SACRAMENTO — Phillip Craig Garrido, the convicted sex offender charged with abducting Jaycee Lee Dugard in 1991, may have attacked at least two other victims — one a 14-year-old girl he allegedly drugged and raped repeatedly in a motel, authorities now say.
Garrido, 58, was arrested in 1972 after the incident, police in Antioch, Calif., said Thursday, but the case never went to trial because the girl decided during the preliminary hearing that she did not want to testify.
Garrido also was suspected of trying to abduct another young woman near South Lake Tahoe in November 1976 — just one hour before he kidnapped 25-year-old Katherine Callaway and drove her to a Reno storage shed where he raped and sodomized her for more than five hours.
"It is so horrendous," Leland Lutfy, the former federal prosecutor who won a 50-year sentence against Garrido in 1977, said of the revelations emerging about a man he remembers as someone who never should have been released from prison.
The 1972 incident came to light after the alleged victim, now an adult who does not want to be identified, contacted Antioch police after Garrido's arrest last week on charges of kidnapping and raping Dugard in 1991 when she was 11.
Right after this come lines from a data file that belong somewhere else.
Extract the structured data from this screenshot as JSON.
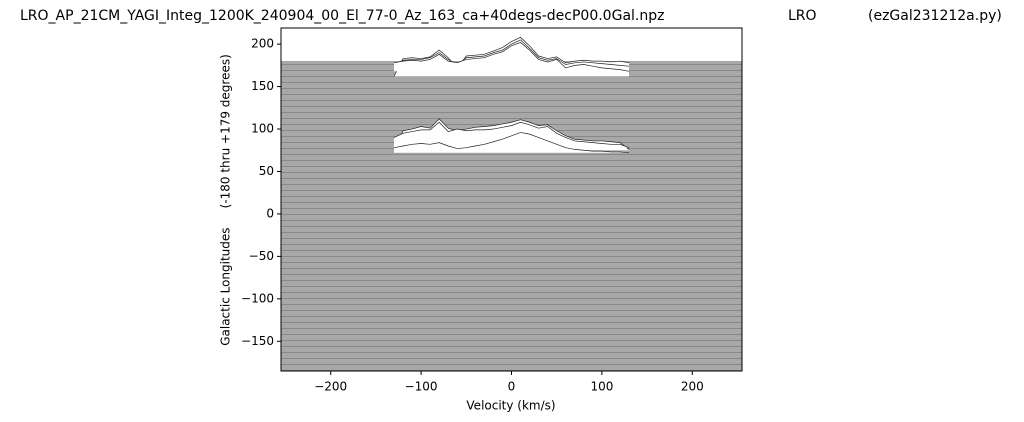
{
  "chart_data": {
    "type": "waterfall",
    "title": "LRO_AP_21CM_YAGI_Integ_1200K_240904_00_El_77-0_Az_163_ca+40degs-decP00.0Gal.npz",
    "subtitle": "LRO",
    "annotation": "(ezGal231212a.py)",
    "x_label": "Velocity (km/s)",
    "y_label": "Galactic Longitudes     (-180 thru +179 degrees)",
    "xlim": [
      -255,
      255
    ],
    "ylim": [
      -185,
      219
    ],
    "xticks": [
      {
        "value": -200,
        "label": "−200"
      },
      {
        "value": -100,
        "label": "−100"
      },
      0,
      100,
      200
    ],
    "yticks": [
      {
        "value": -150,
        "label": "−150"
      },
      {
        "value": -100,
        "label": "−100"
      },
      {
        "value": -50,
        "label": "−50"
      },
      0,
      50,
      100,
      150,
      200
    ],
    "x": [
      -130,
      -120,
      -110,
      -100,
      -90,
      -80,
      -70,
      -60,
      -50,
      -40,
      -30,
      -20,
      -10,
      0,
      10,
      20,
      30,
      40,
      50,
      60,
      70,
      80,
      90,
      100,
      110,
      120,
      130
    ],
    "series": [
      {
        "color": "#222222",
        "values": [
          162,
          183,
          184,
          183,
          185,
          193,
          184,
          171,
          186,
          187,
          188,
          192,
          196,
          203,
          208,
          198,
          186,
          183,
          185,
          178,
          180,
          181,
          180,
          180,
          179,
          180,
          178
        ]
      },
      {
        "color": "#222222",
        "values": [
          175,
          181,
          182,
          182,
          184,
          190,
          182,
          176,
          184,
          185,
          186,
          190,
          193,
          200,
          205,
          195,
          184,
          181,
          183,
          176,
          178,
          179,
          178,
          177,
          176,
          175,
          174
        ]
      },
      {
        "color": "#222222",
        "values": [
          178,
          180,
          181,
          180,
          182,
          188,
          180,
          178,
          182,
          183,
          184,
          188,
          191,
          198,
          202,
          193,
          182,
          179,
          182,
          172,
          175,
          176,
          174,
          172,
          171,
          170,
          168
        ]
      },
      {
        "color": "#222222",
        "values": [
          75,
          98,
          100,
          103,
          101,
          112,
          101,
          98,
          100,
          102,
          103,
          104,
          106,
          108,
          111,
          108,
          104,
          105,
          98,
          92,
          88,
          87,
          86,
          86,
          85,
          84,
          76
        ]
      },
      {
        "color": "#222222",
        "values": [
          90,
          95,
          97,
          99,
          99,
          108,
          97,
          100,
          98,
          99,
          99,
          100,
          102,
          104,
          108,
          105,
          101,
          103,
          95,
          90,
          86,
          85,
          84,
          83,
          82,
          82,
          78
        ]
      },
      {
        "color": "#222222",
        "values": [
          78,
          80,
          82,
          83,
          82,
          84,
          80,
          77,
          78,
          80,
          82,
          85,
          88,
          92,
          96,
          94,
          90,
          86,
          82,
          78,
          76,
          75,
          74,
          74,
          73,
          73,
          72
        ]
      }
    ]
  }
}
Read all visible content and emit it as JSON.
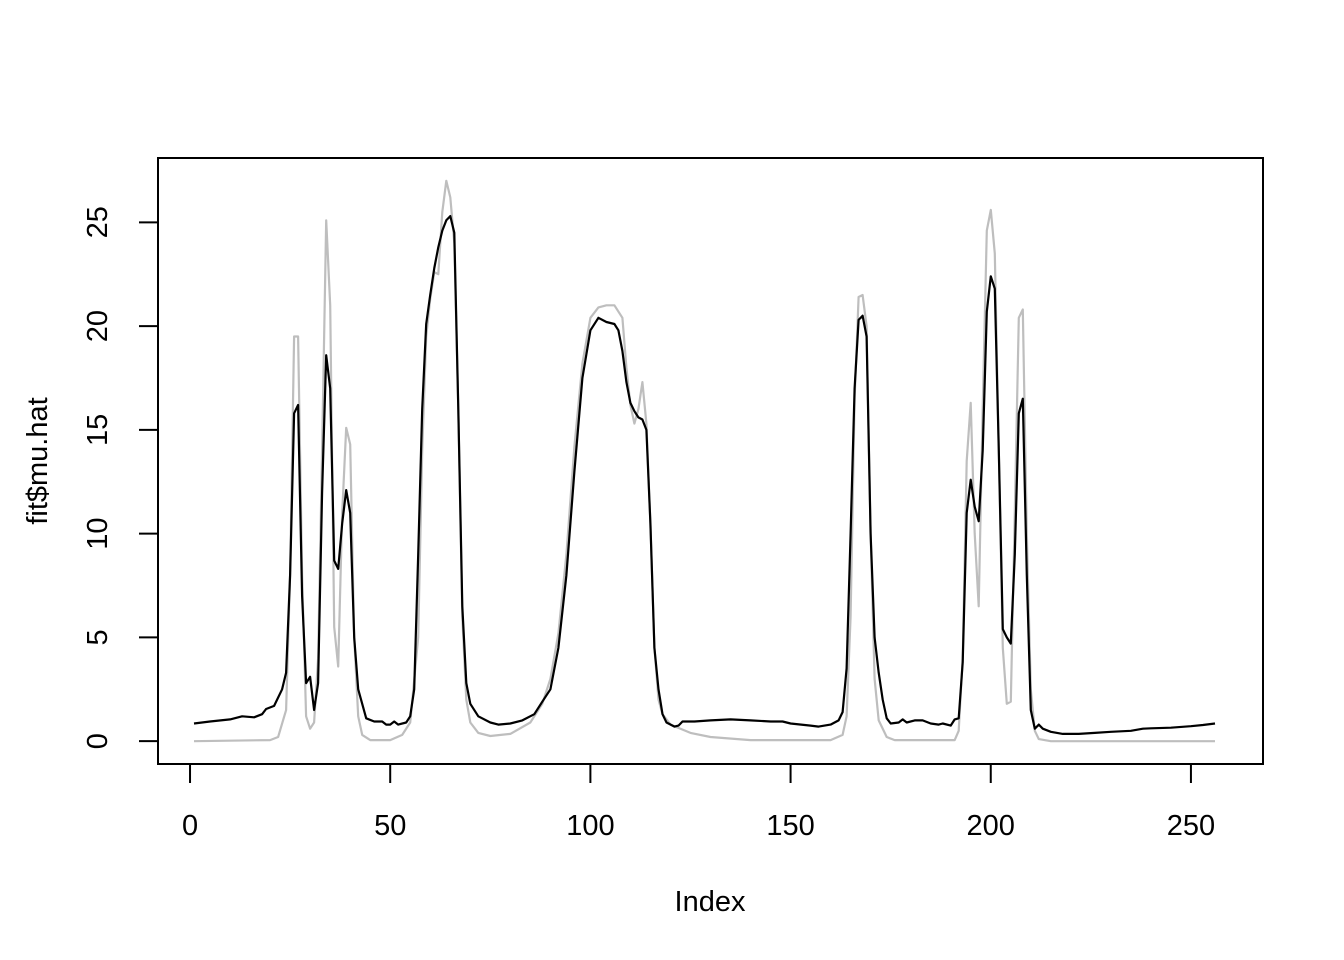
{
  "chart_data": {
    "type": "line",
    "title": "",
    "xlabel": "Index",
    "ylabel": "fit$mu.hat",
    "xlim": [
      -8,
      268
    ],
    "ylim": [
      -1.1,
      28.1
    ],
    "x_ticks": [
      0,
      50,
      100,
      150,
      200,
      250
    ],
    "y_ticks": [
      0,
      5,
      10,
      15,
      20,
      25
    ],
    "x_tick_labels": [
      "0",
      "50",
      "100",
      "150",
      "200",
      "250"
    ],
    "y_tick_labels": [
      "0",
      "5",
      "10",
      "15",
      "20",
      "25"
    ],
    "grid": false,
    "series": [
      {
        "role": "true-mean",
        "color": "#bebebe",
        "points": [
          [
            1,
            0
          ],
          [
            20,
            0.05
          ],
          [
            22,
            0.2
          ],
          [
            24,
            1.5
          ],
          [
            25,
            8
          ],
          [
            26,
            19.5
          ],
          [
            27,
            19.5
          ],
          [
            28,
            8
          ],
          [
            29,
            1.2
          ],
          [
            30,
            0.6
          ],
          [
            31,
            0.9
          ],
          [
            32,
            4
          ],
          [
            33,
            14
          ],
          [
            34,
            25.1
          ],
          [
            35,
            21
          ],
          [
            36,
            5.5
          ],
          [
            37,
            3.6
          ],
          [
            38,
            11
          ],
          [
            39,
            15.1
          ],
          [
            40,
            14.3
          ],
          [
            41,
            5
          ],
          [
            42,
            1.2
          ],
          [
            43,
            0.3
          ],
          [
            45,
            0.05
          ],
          [
            50,
            0.05
          ],
          [
            53,
            0.3
          ],
          [
            55,
            0.9
          ],
          [
            57,
            5
          ],
          [
            58,
            14
          ],
          [
            59,
            19.5
          ],
          [
            60,
            21.3
          ],
          [
            61,
            22.6
          ],
          [
            62,
            22.5
          ],
          [
            63,
            25.5
          ],
          [
            64,
            27
          ],
          [
            65,
            26.2
          ],
          [
            66,
            24
          ],
          [
            67,
            16
          ],
          [
            68,
            6
          ],
          [
            69,
            2
          ],
          [
            70,
            0.9
          ],
          [
            72,
            0.4
          ],
          [
            75,
            0.25
          ],
          [
            80,
            0.35
          ],
          [
            85,
            0.9
          ],
          [
            88,
            1.8
          ],
          [
            90,
            3
          ],
          [
            92,
            5.2
          ],
          [
            94,
            9
          ],
          [
            96,
            14.2
          ],
          [
            98,
            18.2
          ],
          [
            100,
            20.4
          ],
          [
            102,
            20.9
          ],
          [
            104,
            21
          ],
          [
            106,
            21
          ],
          [
            108,
            20.4
          ],
          [
            109,
            18
          ],
          [
            110,
            16.2
          ],
          [
            111,
            15.3
          ],
          [
            112,
            16
          ],
          [
            113,
            17.3
          ],
          [
            114,
            15.3
          ],
          [
            115,
            10.5
          ],
          [
            116,
            4.5
          ],
          [
            117,
            2
          ],
          [
            118,
            1.3
          ],
          [
            120,
            0.8
          ],
          [
            125,
            0.4
          ],
          [
            130,
            0.2
          ],
          [
            140,
            0.05
          ],
          [
            160,
            0.05
          ],
          [
            163,
            0.3
          ],
          [
            164,
            1.2
          ],
          [
            165,
            6
          ],
          [
            166,
            16.5
          ],
          [
            167,
            21.4
          ],
          [
            168,
            21.5
          ],
          [
            169,
            20
          ],
          [
            170,
            10
          ],
          [
            171,
            3
          ],
          [
            172,
            1
          ],
          [
            174,
            0.2
          ],
          [
            176,
            0.05
          ],
          [
            191,
            0.05
          ],
          [
            192,
            0.5
          ],
          [
            193,
            4
          ],
          [
            194,
            13.5
          ],
          [
            195,
            16.3
          ],
          [
            196,
            10
          ],
          [
            197,
            6.5
          ],
          [
            198,
            16
          ],
          [
            199,
            24.6
          ],
          [
            200,
            25.6
          ],
          [
            201,
            23.5
          ],
          [
            202,
            14
          ],
          [
            203,
            4.5
          ],
          [
            204,
            1.8
          ],
          [
            205,
            1.9
          ],
          [
            206,
            11
          ],
          [
            207,
            20.4
          ],
          [
            208,
            20.8
          ],
          [
            209,
            10
          ],
          [
            210,
            2.5
          ],
          [
            211,
            0.5
          ],
          [
            212,
            0.1
          ],
          [
            215,
            0
          ],
          [
            256,
            0
          ]
        ]
      },
      {
        "role": "fit",
        "color": "#000000",
        "points": [
          [
            1,
            0.85
          ],
          [
            5,
            0.95
          ],
          [
            10,
            1.05
          ],
          [
            13,
            1.2
          ],
          [
            16,
            1.15
          ],
          [
            18,
            1.3
          ],
          [
            19,
            1.55
          ],
          [
            21,
            1.7
          ],
          [
            23,
            2.5
          ],
          [
            24,
            3.3
          ],
          [
            25,
            8
          ],
          [
            26,
            15.8
          ],
          [
            27,
            16.2
          ],
          [
            28,
            7
          ],
          [
            29,
            2.8
          ],
          [
            30,
            3.1
          ],
          [
            31,
            1.5
          ],
          [
            32,
            2.8
          ],
          [
            33,
            12
          ],
          [
            34,
            18.6
          ],
          [
            35,
            17
          ],
          [
            36,
            8.7
          ],
          [
            37,
            8.3
          ],
          [
            38,
            10.5
          ],
          [
            39,
            12.1
          ],
          [
            40,
            11
          ],
          [
            41,
            5
          ],
          [
            42,
            2.5
          ],
          [
            43,
            1.8
          ],
          [
            44,
            1.1
          ],
          [
            46,
            0.95
          ],
          [
            48,
            0.95
          ],
          [
            49,
            0.8
          ],
          [
            50,
            0.8
          ],
          [
            51,
            0.95
          ],
          [
            52,
            0.8
          ],
          [
            54,
            0.9
          ],
          [
            55,
            1.2
          ],
          [
            56,
            2.5
          ],
          [
            57,
            9
          ],
          [
            58,
            16
          ],
          [
            59,
            20.1
          ],
          [
            60,
            21.5
          ],
          [
            61,
            22.8
          ],
          [
            62,
            23.8
          ],
          [
            63,
            24.6
          ],
          [
            64,
            25.1
          ],
          [
            65,
            25.3
          ],
          [
            66,
            24.5
          ],
          [
            67,
            16
          ],
          [
            68,
            6.5
          ],
          [
            69,
            2.8
          ],
          [
            70,
            1.8
          ],
          [
            72,
            1.2
          ],
          [
            75,
            0.9
          ],
          [
            77,
            0.8
          ],
          [
            80,
            0.85
          ],
          [
            83,
            1.0
          ],
          [
            86,
            1.3
          ],
          [
            88,
            1.9
          ],
          [
            90,
            2.5
          ],
          [
            92,
            4.5
          ],
          [
            94,
            8
          ],
          [
            96,
            13
          ],
          [
            98,
            17.5
          ],
          [
            100,
            19.8
          ],
          [
            102,
            20.4
          ],
          [
            104,
            20.2
          ],
          [
            106,
            20.1
          ],
          [
            107,
            19.8
          ],
          [
            108,
            18.8
          ],
          [
            109,
            17.3
          ],
          [
            110,
            16.3
          ],
          [
            111,
            15.9
          ],
          [
            112,
            15.6
          ],
          [
            113,
            15.5
          ],
          [
            114,
            15
          ],
          [
            115,
            10.5
          ],
          [
            116,
            4.5
          ],
          [
            117,
            2.5
          ],
          [
            118,
            1.3
          ],
          [
            119,
            0.9
          ],
          [
            121,
            0.7
          ],
          [
            122,
            0.75
          ],
          [
            123,
            0.95
          ],
          [
            126,
            0.95
          ],
          [
            130,
            1.0
          ],
          [
            135,
            1.05
          ],
          [
            140,
            1.0
          ],
          [
            145,
            0.95
          ],
          [
            148,
            0.95
          ],
          [
            150,
            0.85
          ],
          [
            155,
            0.75
          ],
          [
            157,
            0.7
          ],
          [
            160,
            0.8
          ],
          [
            162,
            1.0
          ],
          [
            163,
            1.4
          ],
          [
            164,
            3.5
          ],
          [
            165,
            10
          ],
          [
            166,
            17
          ],
          [
            167,
            20.3
          ],
          [
            168,
            20.5
          ],
          [
            169,
            19.5
          ],
          [
            170,
            10
          ],
          [
            171,
            5
          ],
          [
            172,
            3.3
          ],
          [
            173,
            2
          ],
          [
            174,
            1.1
          ],
          [
            175,
            0.85
          ],
          [
            177,
            0.9
          ],
          [
            178,
            1.05
          ],
          [
            179,
            0.9
          ],
          [
            181,
            1.0
          ],
          [
            183,
            1.0
          ],
          [
            185,
            0.85
          ],
          [
            187,
            0.8
          ],
          [
            188,
            0.85
          ],
          [
            190,
            0.75
          ],
          [
            191,
            1.05
          ],
          [
            192,
            1.1
          ],
          [
            193,
            3.8
          ],
          [
            194,
            11
          ],
          [
            195,
            12.6
          ],
          [
            196,
            11.3
          ],
          [
            197,
            10.6
          ],
          [
            198,
            14
          ],
          [
            199,
            20.7
          ],
          [
            200,
            22.4
          ],
          [
            201,
            21.8
          ],
          [
            202,
            14
          ],
          [
            203,
            5.4
          ],
          [
            204,
            5
          ],
          [
            205,
            4.7
          ],
          [
            206,
            9
          ],
          [
            207,
            15.8
          ],
          [
            208,
            16.5
          ],
          [
            209,
            8
          ],
          [
            210,
            1.5
          ],
          [
            211,
            0.6
          ],
          [
            212,
            0.8
          ],
          [
            213,
            0.6
          ],
          [
            215,
            0.45
          ],
          [
            218,
            0.35
          ],
          [
            222,
            0.35
          ],
          [
            226,
            0.4
          ],
          [
            230,
            0.45
          ],
          [
            235,
            0.5
          ],
          [
            238,
            0.6
          ],
          [
            240,
            0.62
          ],
          [
            245,
            0.65
          ],
          [
            250,
            0.72
          ],
          [
            253,
            0.78
          ],
          [
            256,
            0.85
          ]
        ]
      }
    ]
  }
}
Antioch police Lt. Leonard Orman told The Bee this morning that the incident began as the 14-year-old and a friend were walking to the public library on West 18th Street in Antioch.
"On the way there the girl tells our victim they're going to meet a couple of guys," Orman said. "The victim assumes these guys are going to be age appropriate, and when they get there it's a couple of guys quite a bit older than they expected.
"They get into the car with these guys and start driving around the city."
One of the men was Garrido, Orman said, and they began giving the girls barbiturates. For some reason that Orman said isn't clear, a police car began chasing the car but the men were able to elude it and ended up at a house near where Garrido lived until his arrest last week. Orman said it may have been the same house but authorities are not certain because many of the records from then are not available.
"Essentially, from there the girl is provided more barbiturates and she remembers next waking up in a motel in Antioch that's on east 18th Street going out toward Oakley," Orman said. "She remembers Garrido being there and she remembers being repeatedly raped, sexually assaulted, by him.
"At some point a day or two later her mother and father find her there ... They get to the motel and find her daughter there who's obviously been raped and Garrido is still there. From what we understand they call law enforcement, an Antioch police officer responds, finds out the basics and from what we can tell arrests Garrido."
Orman said the Contra Costa District Attorney's office began a prosecution of Garrido but "at the preliminary hearing the victim decides she's not going to testify and that charges against Garrido are dismissed."
Orman said police do not know what happened to the other man involved and whether he faced charges, or whether the other girl was assaulted.
The alleged victim in the case called Antioch police after Garrido's arrest to alert them to her case. Orman said that although there may be statute of limitation obstacles to filing new charges, the woman wanted to be certain authorities knew Garrido may have had multiple incidents involving attacks against women.